La tragedia real del país, sin eco y más bien desprecio del poder, sirve de base al 21N, que con multitudinarias y crecientes manifestaciones solidifica su permanencia en las calles y hace confluir la inconformidad en la idea de hacer caer el régimen y sacar del gobierno al partido liderado por el expresidente Uribe, señalado de promover la violencia como herramienta de saboteo y distorsión de la movilización, atacada con arremetidas brutales sobre los manifestantes y la generación de pánico y caos en las ciudades, que podrán ser útiles para entorpecer la continuidad del juicio penal en su contra y de su hermano Santiago. El gobierno y en particular el presidente parece quedarse solo en esta coyuntura, aprobando medidas ineficaces y autoritarias como el toque de queda y la amenaza de estado de sitio, quizá porque por confusión o desesperación busca abrigo en las fuerzas militares (que tampoco son sus mejores aliadas, porque lo son de Uribe, no del gobernante) que lo empujan a negarse a entender que el 21N ni es un asunto de menor importancia, ni ha terminado, ni es una suma simple de minorías, sino una identidad colectiva, difícil de destruir atacándola con la fuerza o reduciéndola a conversar por sectores aislados o pretender acuerdos cuando está rota la confianza y credibilidad.

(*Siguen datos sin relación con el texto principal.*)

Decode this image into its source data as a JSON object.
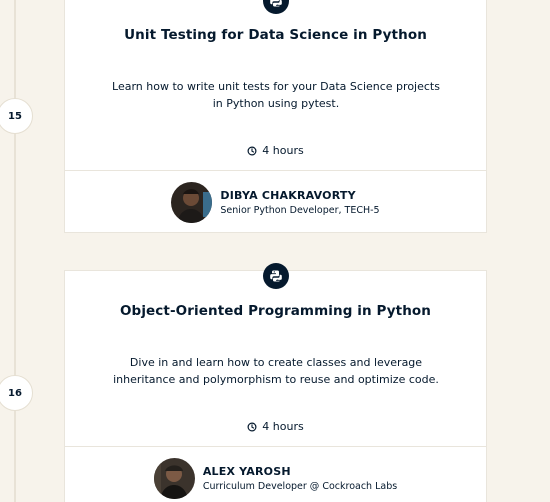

La respuesta de una “conversación nacional”, aunque pueda tener similitudes al diálogo nacional propuesto por Jaime Bateman en 1984 o la Convención Nacional del ELN de 1998, no corresponde a las demandas del 21N y más bien refleja afán por dilatar y apaciguar la efervescencia popular, cuya potencia ya representa una amenaza real, tanto para la gobernabilidad del partido uribista en el poder, como para la continuidad de las políticas neoliberales basadas en especulación, consumismo y destrucción de garantías a derechos. El 21N espera que el gobierno desista de su pretensión de fragmentar la movilización por vía de mesas y temas sectoriales con presencia o conducción de la misma clase política representada en los partidos tradicionales de origen liberal-conservador, para los que hay hastío y que serían beneficiarios de la “conversación nacional” cobijada con la premisa dilatoria y de distorsión de que “vengan todos para que nadie quepa”. Las demandas del 21N son de origen económico y social y no se resuelven con meros acuerdos políticos y el gobierno está frente al más grande reto de cambiar para quedarse con legitimidad o irse del poder.
La gente del 21N pide reformas estructurales y hace presentir que no se irá de las calles con la promesa de ajustes a los programas del gobierno. La nueva demanda que coge vuelo es el pedido de renuncia del presidente y la salida del poder del partido uribista de gobierno, por su concepción antipopular del poder y sus técnicas señaladas de corruptas y contrarias a la paz, a los derechos y a la vida digna. El mensaje del 21N es a prepararse para corregir y reconstruir el ejercicio del poder y las políticas públicas, incorporando las demandas sociales y económicas de las mayorías nacionales, que son las cuatro quintas partes de la población, ajenas al poder y que reclaman vivir con dignidad.